It’s funny how a memory you hadn’t thought about in ages comes to mind by way of a snippet of dialog or a photograph. Sometimes I don’t even know what jogged the memory. It seems to come out of nowhere. That’s how it happened today.
My age is showing. I’ve started regularly checking the obituaries from the area where I grew up to see if I know anyone, and more often than not, I do. As I looked at the list of people who met their maker the last few days, I noticed one named Smith. Smith is a common surname, but somehow my thoughts went back to 1971, the year we moved to town from the farm.
Clarinda, Iowa, is the county seat of Page County in Southwest Iowa. At the time, it had a population near 5,400, and it’s never fluctuated too much from that number since. We lived in a house two blocks north of the town square, across the street, and down half a block from the public library.
Our house was on the corner with an empty lot on one side where the old movie theater burned to the ground and flanked on the other by a tiny, well-kept white Victorian home. The front porch invited you to visit with a wicker rocking chair and wooden porch swing, often occupied by the residents, Sam and Mary Smith.
Sam was 89 years old, and Mary was 82. Maybe it was how their parents raised them, or simply how the world was back then, but Mom and Dad had a soft spot for the elderly, and Sam and Mary became friends of our young family. I remember going over to their house on weekend nights and watching the adults play cribbage, a game I could never understand.
The light of Sam and Mary’s lives was their daughter, Trula, who had died in 1930 at the age of 24. I don’t remember the cause of her death; the only significance is they spoke about their daughter as the eternally beautiful young lady she was when she passed away far too young. I didn’t realize it then, but Trula would have been older than my grandparents had she been alive. As an eleven year old, I saw her in my mind as her loving parents spoke of her.

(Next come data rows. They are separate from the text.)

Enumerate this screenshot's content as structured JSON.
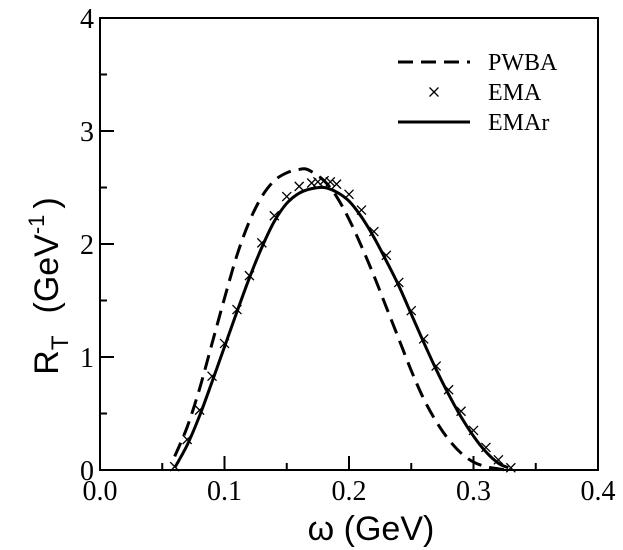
{
  "chart_data": {
    "type": "line",
    "xlabel": "ω   (GeV)",
    "ylabel": {
      "base": "R",
      "sub": "T",
      "unit_open": "(GeV",
      "sup": "-1",
      "unit_close": ")"
    },
    "xlim": [
      0.0,
      0.4
    ],
    "ylim": [
      0,
      4
    ],
    "xticks": [
      "0.0",
      "0.1",
      "0.2",
      "0.3",
      "0.4"
    ],
    "yticks": [
      "0",
      "1",
      "2",
      "3",
      "4"
    ],
    "grid": false,
    "legend_position": "top-right",
    "series": [
      {
        "name": "PWBA",
        "style": "dashed",
        "color": "#000000",
        "x": [
          0.06,
          0.07,
          0.08,
          0.09,
          0.1,
          0.11,
          0.12,
          0.13,
          0.14,
          0.15,
          0.16,
          0.165,
          0.17,
          0.18,
          0.19,
          0.2,
          0.21,
          0.22,
          0.23,
          0.24,
          0.25,
          0.26,
          0.27,
          0.28,
          0.29,
          0.3,
          0.31,
          0.32,
          0.326
        ],
        "y": [
          0.12,
          0.38,
          0.72,
          1.12,
          1.52,
          1.9,
          2.2,
          2.42,
          2.56,
          2.63,
          2.66,
          2.665,
          2.64,
          2.56,
          2.42,
          2.22,
          1.98,
          1.72,
          1.44,
          1.16,
          0.88,
          0.63,
          0.43,
          0.27,
          0.15,
          0.07,
          0.03,
          0.01,
          0.0
        ]
      },
      {
        "name": "EMA",
        "style": "markers",
        "marker": "x",
        "color": "#000000",
        "x": [
          0.06,
          0.07,
          0.08,
          0.09,
          0.1,
          0.11,
          0.12,
          0.13,
          0.14,
          0.15,
          0.16,
          0.17,
          0.175,
          0.18,
          0.185,
          0.19,
          0.2,
          0.21,
          0.22,
          0.23,
          0.24,
          0.25,
          0.26,
          0.27,
          0.28,
          0.29,
          0.3,
          0.31,
          0.32,
          0.33
        ],
        "y": [
          0.03,
          0.27,
          0.53,
          0.83,
          1.12,
          1.42,
          1.72,
          2.01,
          2.25,
          2.42,
          2.51,
          2.54,
          2.55,
          2.56,
          2.55,
          2.53,
          2.44,
          2.3,
          2.11,
          1.9,
          1.66,
          1.41,
          1.16,
          0.92,
          0.71,
          0.52,
          0.35,
          0.2,
          0.09,
          0.02
        ]
      },
      {
        "name": "EMAr",
        "style": "solid",
        "color": "#000000",
        "x": [
          0.06,
          0.07,
          0.08,
          0.09,
          0.1,
          0.11,
          0.12,
          0.13,
          0.14,
          0.15,
          0.16,
          0.17,
          0.18,
          0.19,
          0.2,
          0.21,
          0.22,
          0.23,
          0.24,
          0.25,
          0.26,
          0.27,
          0.28,
          0.29,
          0.3,
          0.31,
          0.32,
          0.328
        ],
        "y": [
          0.02,
          0.22,
          0.48,
          0.78,
          1.09,
          1.4,
          1.7,
          1.97,
          2.2,
          2.36,
          2.45,
          2.49,
          2.5,
          2.46,
          2.38,
          2.24,
          2.06,
          1.85,
          1.63,
          1.38,
          1.13,
          0.89,
          0.67,
          0.47,
          0.3,
          0.16,
          0.06,
          0.02
        ]
      }
    ]
  }
}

Mary was a wonderful cake baker and spent the better part of her life baking beautiful cakes for weddings and special events. Apparently, our visits were an event because she blessed us with generous servings of homemade cake when we came to visit and usually sent us home with some to enjoy later. Her specialty was Burnt Sugar Cake.
I had never had burnt sugar cake before, but quickly, its delicate, mild, caramel flavor with matching icing became something I looked forward to at the Smith house. My birthday favorite was white cake with white frosting, but this cake was something so unique I don’t think I’ve ever had it since, and it’s been fifty years!
The memories inspired me to find a recipe for burnt sugar cake, and although I found several, I believe this link to the old classic from Betty Crocker is probably close to the one Mary used and I plan to make it in the near future. Try it out and leave a comment to let me know what you think.
Even if you don’t bake a cake, find an elderly person to love. It will do you both good.
Even to your old age I will be the same,
And even to your graying years I will bear you!